Now you should have a representation of the switch. I'm guessing it's an on/off sort of thing and there's a voltage of some sort involved.
Recreating that is easy to do with a 555 if the on/off amounts to "very close to your power rail/very close to ground", just sort your timing needs via standard circuitry and connect the output of the 555 directly to the "input" side of the switch (ie: one of those pads carries the DATA and the other carries the REFERENCE, ignore the reference as it is now supplied by the 555, it is the data line you need to tap).

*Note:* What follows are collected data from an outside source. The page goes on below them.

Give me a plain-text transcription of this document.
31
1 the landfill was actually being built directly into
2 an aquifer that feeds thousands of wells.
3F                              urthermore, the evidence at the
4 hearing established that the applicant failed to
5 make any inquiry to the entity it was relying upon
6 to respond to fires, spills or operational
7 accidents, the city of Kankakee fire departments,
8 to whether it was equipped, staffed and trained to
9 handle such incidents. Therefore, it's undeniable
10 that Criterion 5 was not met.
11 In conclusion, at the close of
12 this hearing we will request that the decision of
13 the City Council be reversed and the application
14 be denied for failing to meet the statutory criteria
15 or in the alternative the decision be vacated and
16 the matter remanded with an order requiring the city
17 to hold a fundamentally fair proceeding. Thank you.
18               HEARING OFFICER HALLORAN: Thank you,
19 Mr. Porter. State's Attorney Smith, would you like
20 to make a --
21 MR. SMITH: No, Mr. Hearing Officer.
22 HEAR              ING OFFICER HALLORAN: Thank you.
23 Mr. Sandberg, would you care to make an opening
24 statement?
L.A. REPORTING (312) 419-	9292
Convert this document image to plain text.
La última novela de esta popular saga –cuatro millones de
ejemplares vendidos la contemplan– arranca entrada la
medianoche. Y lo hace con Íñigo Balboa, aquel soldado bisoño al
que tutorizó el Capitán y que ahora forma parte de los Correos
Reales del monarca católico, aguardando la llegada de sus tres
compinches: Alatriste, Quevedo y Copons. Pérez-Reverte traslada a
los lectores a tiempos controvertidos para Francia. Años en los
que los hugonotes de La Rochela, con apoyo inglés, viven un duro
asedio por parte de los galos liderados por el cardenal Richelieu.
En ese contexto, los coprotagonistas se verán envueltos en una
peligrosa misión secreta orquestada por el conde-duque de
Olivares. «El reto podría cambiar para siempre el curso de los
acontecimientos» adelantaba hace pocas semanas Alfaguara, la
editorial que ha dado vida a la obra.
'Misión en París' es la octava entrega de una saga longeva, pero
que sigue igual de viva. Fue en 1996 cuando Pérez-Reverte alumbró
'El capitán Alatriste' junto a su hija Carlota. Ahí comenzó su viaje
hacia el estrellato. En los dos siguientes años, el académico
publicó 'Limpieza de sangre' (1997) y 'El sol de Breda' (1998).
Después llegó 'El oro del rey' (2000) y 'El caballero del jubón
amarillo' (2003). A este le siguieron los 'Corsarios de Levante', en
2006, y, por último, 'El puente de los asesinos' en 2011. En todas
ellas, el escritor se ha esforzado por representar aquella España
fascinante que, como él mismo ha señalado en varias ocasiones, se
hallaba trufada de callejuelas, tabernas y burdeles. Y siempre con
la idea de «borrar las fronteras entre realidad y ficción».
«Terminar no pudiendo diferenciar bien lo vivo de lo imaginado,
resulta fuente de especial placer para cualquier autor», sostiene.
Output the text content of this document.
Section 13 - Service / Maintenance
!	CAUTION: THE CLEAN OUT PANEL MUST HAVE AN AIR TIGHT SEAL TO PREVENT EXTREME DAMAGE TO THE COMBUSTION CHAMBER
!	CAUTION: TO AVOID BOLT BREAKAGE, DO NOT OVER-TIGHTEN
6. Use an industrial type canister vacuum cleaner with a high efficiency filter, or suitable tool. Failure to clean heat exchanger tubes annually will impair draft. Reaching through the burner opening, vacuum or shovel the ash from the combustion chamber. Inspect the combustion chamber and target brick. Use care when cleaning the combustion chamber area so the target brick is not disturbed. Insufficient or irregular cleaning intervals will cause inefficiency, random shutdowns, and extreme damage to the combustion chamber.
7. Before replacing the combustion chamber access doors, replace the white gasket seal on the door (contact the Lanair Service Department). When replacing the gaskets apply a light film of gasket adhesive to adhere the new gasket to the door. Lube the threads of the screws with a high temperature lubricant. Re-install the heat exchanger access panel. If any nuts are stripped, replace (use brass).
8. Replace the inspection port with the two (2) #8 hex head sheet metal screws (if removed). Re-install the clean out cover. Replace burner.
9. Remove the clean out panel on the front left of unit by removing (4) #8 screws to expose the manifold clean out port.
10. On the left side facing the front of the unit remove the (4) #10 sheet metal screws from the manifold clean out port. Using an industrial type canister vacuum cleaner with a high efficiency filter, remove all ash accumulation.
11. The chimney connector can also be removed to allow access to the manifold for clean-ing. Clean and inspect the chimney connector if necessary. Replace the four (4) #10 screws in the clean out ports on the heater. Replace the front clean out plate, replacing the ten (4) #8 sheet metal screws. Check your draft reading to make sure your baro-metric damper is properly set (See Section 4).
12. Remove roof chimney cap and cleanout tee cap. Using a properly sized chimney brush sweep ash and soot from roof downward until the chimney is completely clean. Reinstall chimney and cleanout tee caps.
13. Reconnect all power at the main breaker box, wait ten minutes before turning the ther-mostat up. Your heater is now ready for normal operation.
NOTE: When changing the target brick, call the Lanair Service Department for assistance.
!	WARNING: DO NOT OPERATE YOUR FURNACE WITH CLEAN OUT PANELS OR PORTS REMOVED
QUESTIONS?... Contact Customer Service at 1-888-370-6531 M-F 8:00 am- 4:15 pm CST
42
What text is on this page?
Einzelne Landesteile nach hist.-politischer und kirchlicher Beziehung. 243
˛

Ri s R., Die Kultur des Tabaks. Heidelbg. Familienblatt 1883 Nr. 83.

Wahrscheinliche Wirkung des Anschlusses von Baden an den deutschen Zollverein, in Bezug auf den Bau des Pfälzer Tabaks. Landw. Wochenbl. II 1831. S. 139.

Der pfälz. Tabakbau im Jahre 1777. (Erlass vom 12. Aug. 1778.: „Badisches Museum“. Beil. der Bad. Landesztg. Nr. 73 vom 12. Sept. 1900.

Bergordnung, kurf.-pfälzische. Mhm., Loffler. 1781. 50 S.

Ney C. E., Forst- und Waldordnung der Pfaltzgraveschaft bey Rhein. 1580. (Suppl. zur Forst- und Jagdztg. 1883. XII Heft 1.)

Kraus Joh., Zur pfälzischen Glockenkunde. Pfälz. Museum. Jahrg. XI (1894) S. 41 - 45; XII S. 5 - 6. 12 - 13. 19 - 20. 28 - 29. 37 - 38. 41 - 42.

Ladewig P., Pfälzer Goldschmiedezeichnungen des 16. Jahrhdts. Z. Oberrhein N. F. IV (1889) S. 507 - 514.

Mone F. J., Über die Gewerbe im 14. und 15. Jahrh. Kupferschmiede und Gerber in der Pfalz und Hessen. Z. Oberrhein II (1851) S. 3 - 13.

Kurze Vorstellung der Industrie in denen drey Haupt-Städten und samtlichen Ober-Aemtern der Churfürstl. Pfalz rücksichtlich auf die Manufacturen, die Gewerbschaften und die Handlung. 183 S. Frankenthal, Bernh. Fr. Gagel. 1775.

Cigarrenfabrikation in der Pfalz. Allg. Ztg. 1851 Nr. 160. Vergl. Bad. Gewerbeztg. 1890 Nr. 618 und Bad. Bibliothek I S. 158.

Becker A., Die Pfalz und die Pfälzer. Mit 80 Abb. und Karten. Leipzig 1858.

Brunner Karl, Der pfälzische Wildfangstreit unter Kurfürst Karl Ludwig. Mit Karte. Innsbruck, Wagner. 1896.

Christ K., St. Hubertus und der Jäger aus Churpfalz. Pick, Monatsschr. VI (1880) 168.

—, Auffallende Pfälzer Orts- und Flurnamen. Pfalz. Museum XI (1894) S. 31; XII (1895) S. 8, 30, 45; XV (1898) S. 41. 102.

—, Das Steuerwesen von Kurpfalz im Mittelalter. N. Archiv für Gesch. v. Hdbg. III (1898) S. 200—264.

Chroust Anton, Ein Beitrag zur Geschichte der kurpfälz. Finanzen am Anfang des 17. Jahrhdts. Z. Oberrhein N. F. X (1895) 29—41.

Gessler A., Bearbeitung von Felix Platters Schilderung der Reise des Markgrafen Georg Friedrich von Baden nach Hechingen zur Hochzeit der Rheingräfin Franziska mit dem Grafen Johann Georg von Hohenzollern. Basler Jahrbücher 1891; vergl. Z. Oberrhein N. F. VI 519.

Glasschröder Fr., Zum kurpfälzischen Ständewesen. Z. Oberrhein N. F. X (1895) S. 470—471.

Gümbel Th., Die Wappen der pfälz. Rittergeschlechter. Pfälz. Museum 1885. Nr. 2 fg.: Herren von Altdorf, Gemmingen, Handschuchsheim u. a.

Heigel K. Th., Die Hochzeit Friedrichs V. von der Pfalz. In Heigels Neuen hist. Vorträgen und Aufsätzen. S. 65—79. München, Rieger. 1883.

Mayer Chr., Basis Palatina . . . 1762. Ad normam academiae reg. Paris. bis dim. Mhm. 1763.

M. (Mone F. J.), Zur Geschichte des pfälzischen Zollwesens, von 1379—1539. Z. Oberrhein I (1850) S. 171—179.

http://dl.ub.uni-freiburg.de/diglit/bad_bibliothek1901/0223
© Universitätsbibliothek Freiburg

Another possible circumstance is that the switch is supplied by an intermediate voltage that is supplied by the circuitry it is supporting, it is inadvisable to introduce the power rail as information if the switch is on something like a 3.3 volt leg. In this instance you either plant a switching transistor (I'd grab a mosfet) in place of the switch (sounds like what you've tried in the past to less than stellar results?) and maybe drive the gate of the mosfet with the 555 which will in essence decouple the power rail from the information rail.
There are more potential layers, like a switch matrix, but we're talking about a kids toy and I'd expect little resistance to learning its secrets.
The crux is: you've got to measure out the system you're working on to tailor the best solution.
I might be more help seeing the image, but I might not. Getting voltage measurements of the various states is FAR more valuable than looking at a colorful plastic circle.